Sophie le dio un suave tirón de la mano. «Echemos solo un vistazo, ¿vale?».
Cuando se dio cuenta de su interés, la sonrisa del agente de ventas se amplió, volviéndose genuinamente entusiasta. «¡Tiene buen ojo! Las viviendas de tres dormitorios orientadas al sur tienen una gran demanda en este momento ; solo quedan unos pocos apartamentos en las plantas superiores».
Adrian le lanzó una mirada escéptica al agente inmobiliario, reconociendo el pulido discurso de venta por lo que era. Sophie, sin embargo, estaba claramente cautivada.
Se inclinó hacia los edificios en miniatura, escuchando con atención mientras el agente enumeraba características y comodidades. De vez en cuando, le apretaba la mano a Adrian y le susurraba: «¿Qué te parece? »
Antes de que él pudiera responder, ella continuó: «Sinceramente, cumple todos los requisitos. La ubicación es tan práctica como donde vivimos ahora. Además, hay una entrada al metro y una parada de autobús justo al lado».
Adrian no dio su opinión de inmediato.
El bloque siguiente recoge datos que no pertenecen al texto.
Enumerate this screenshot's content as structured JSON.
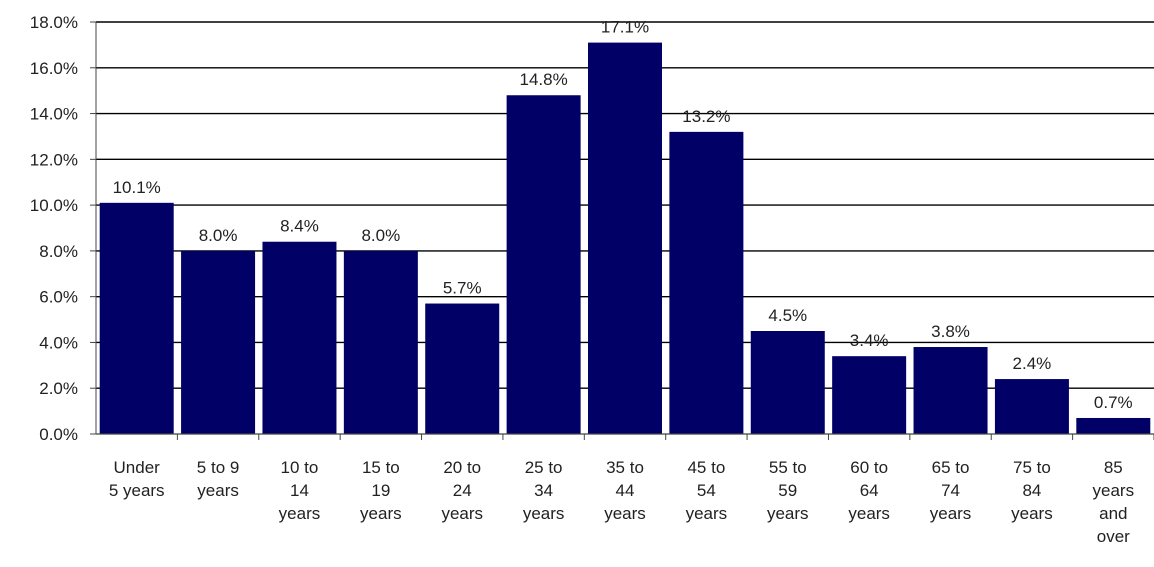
{
  "chart_data": {
    "type": "bar",
    "title": "",
    "xlabel": "",
    "ylabel": "",
    "categories": [
      [
        "Under",
        "5 years"
      ],
      [
        "5 to 9",
        "years"
      ],
      [
        "10 to",
        "14",
        "years"
      ],
      [
        "15 to",
        "19",
        "years"
      ],
      [
        "20 to",
        "24",
        "years"
      ],
      [
        "25 to",
        "34",
        "years"
      ],
      [
        "35 to",
        "44",
        "years"
      ],
      [
        "45 to",
        "54",
        "years"
      ],
      [
        "55 to",
        "59",
        "years"
      ],
      [
        "60 to",
        "64",
        "years"
      ],
      [
        "65 to",
        "74",
        "years"
      ],
      [
        "75 to",
        "84",
        "years"
      ],
      [
        "85",
        "years",
        "and",
        "over"
      ]
    ],
    "values": [
      10.1,
      8.0,
      8.4,
      8.0,
      5.7,
      14.8,
      17.1,
      13.2,
      4.5,
      3.4,
      3.8,
      2.4,
      0.7
    ],
    "data_labels": [
      "10.1%",
      "8.0%",
      "8.4%",
      "8.0%",
      "5.7%",
      "14.8%",
      "17.1%",
      "13.2%",
      "4.5%",
      "3.4%",
      "3.8%",
      "2.4%",
      "0.7%"
    ],
    "y_ticks": [
      0,
      2,
      4,
      6,
      8,
      10,
      12,
      14,
      16,
      18
    ],
    "y_tick_labels": [
      "0.0%",
      "2.0%",
      "4.0%",
      "6.0%",
      "8.0%",
      "10.0%",
      "12.0%",
      "14.0%",
      "16.0%",
      "18.0%"
    ],
    "ylim": [
      0,
      18
    ],
    "grid": true,
    "legend": "none",
    "colors": {
      "bar": "#000066",
      "grid": "#000000",
      "text": "#222222"
    }
  }
}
En cambio, le devolvió la pregunta. «¿Ya no estás contenta con nuestro piso? »
Sophie dudó, con voz suave. «No, me gusta ese sitio. Todo es estupendo: el alquiler, la ubicación, cómo se gestiona el edificio, el lugar en sí. Es solo que…»
Miró fijamente a Adrián a los ojos, con voz clara y segura. «En realidad no es nuestro».
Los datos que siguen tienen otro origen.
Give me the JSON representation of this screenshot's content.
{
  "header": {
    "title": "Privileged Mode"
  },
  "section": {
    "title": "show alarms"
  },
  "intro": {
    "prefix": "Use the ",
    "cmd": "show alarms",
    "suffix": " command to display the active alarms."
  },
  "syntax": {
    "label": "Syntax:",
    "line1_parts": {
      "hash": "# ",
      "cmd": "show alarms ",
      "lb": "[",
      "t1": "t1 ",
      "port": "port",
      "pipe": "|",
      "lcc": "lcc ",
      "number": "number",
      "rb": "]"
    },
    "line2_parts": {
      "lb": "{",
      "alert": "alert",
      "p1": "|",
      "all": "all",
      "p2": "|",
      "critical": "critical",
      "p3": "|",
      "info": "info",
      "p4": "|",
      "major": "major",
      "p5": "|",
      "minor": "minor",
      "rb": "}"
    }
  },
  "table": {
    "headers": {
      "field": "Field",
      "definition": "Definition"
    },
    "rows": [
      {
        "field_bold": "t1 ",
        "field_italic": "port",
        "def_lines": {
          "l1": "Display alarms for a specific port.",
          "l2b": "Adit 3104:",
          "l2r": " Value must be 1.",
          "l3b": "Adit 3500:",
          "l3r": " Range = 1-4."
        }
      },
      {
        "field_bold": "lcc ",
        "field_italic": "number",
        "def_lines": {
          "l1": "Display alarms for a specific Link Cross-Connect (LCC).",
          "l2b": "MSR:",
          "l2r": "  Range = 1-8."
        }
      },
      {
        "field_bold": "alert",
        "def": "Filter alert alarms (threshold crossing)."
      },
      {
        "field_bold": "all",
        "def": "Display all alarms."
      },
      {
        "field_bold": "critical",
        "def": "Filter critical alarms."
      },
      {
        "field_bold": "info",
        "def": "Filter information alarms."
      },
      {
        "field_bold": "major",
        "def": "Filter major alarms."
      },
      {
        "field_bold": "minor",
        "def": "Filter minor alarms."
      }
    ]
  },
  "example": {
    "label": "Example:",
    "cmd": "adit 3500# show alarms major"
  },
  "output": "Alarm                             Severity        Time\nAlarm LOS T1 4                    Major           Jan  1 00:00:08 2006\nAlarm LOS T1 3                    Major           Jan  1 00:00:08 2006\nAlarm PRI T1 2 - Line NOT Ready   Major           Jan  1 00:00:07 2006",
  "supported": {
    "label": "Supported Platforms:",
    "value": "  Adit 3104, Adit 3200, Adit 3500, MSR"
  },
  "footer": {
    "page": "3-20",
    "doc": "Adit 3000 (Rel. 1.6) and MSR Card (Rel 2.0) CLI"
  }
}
La idea se le ocurrió a Sophie de forma inesperada, pero cuanto más lo pensaba, más acertada le parecía.
En el fondo, siempre había soñado con tener su propio hogar. Visitar la casa de su infancia había despertado ese viejo anhelo de un lugar que pudiera llamar verdaderamente suyo.
Si fuera dueña de una casa, Sophie podría diseñar cada detalle, eligiendo los muebles y los colores que le parecieran adecuados. No tendría que preocuparse más por hacer las maletas ante una mudanza repentina. No habría más noches en vela temiendo que el casero rescindiera el contrato de alquiler de improviso.
Alquilar siempre le hacía sentir como si estuviera viviendo la vida de otra persona. Lo que Sophie quería no era solo una casa, sino un espacio donde ella y Adrian pudieran echar raíces: un verdadero hogar.
Apretó la mano de Adrian, con voz suave pero firme. «Por fin sería nuestro. Solo para nosotros».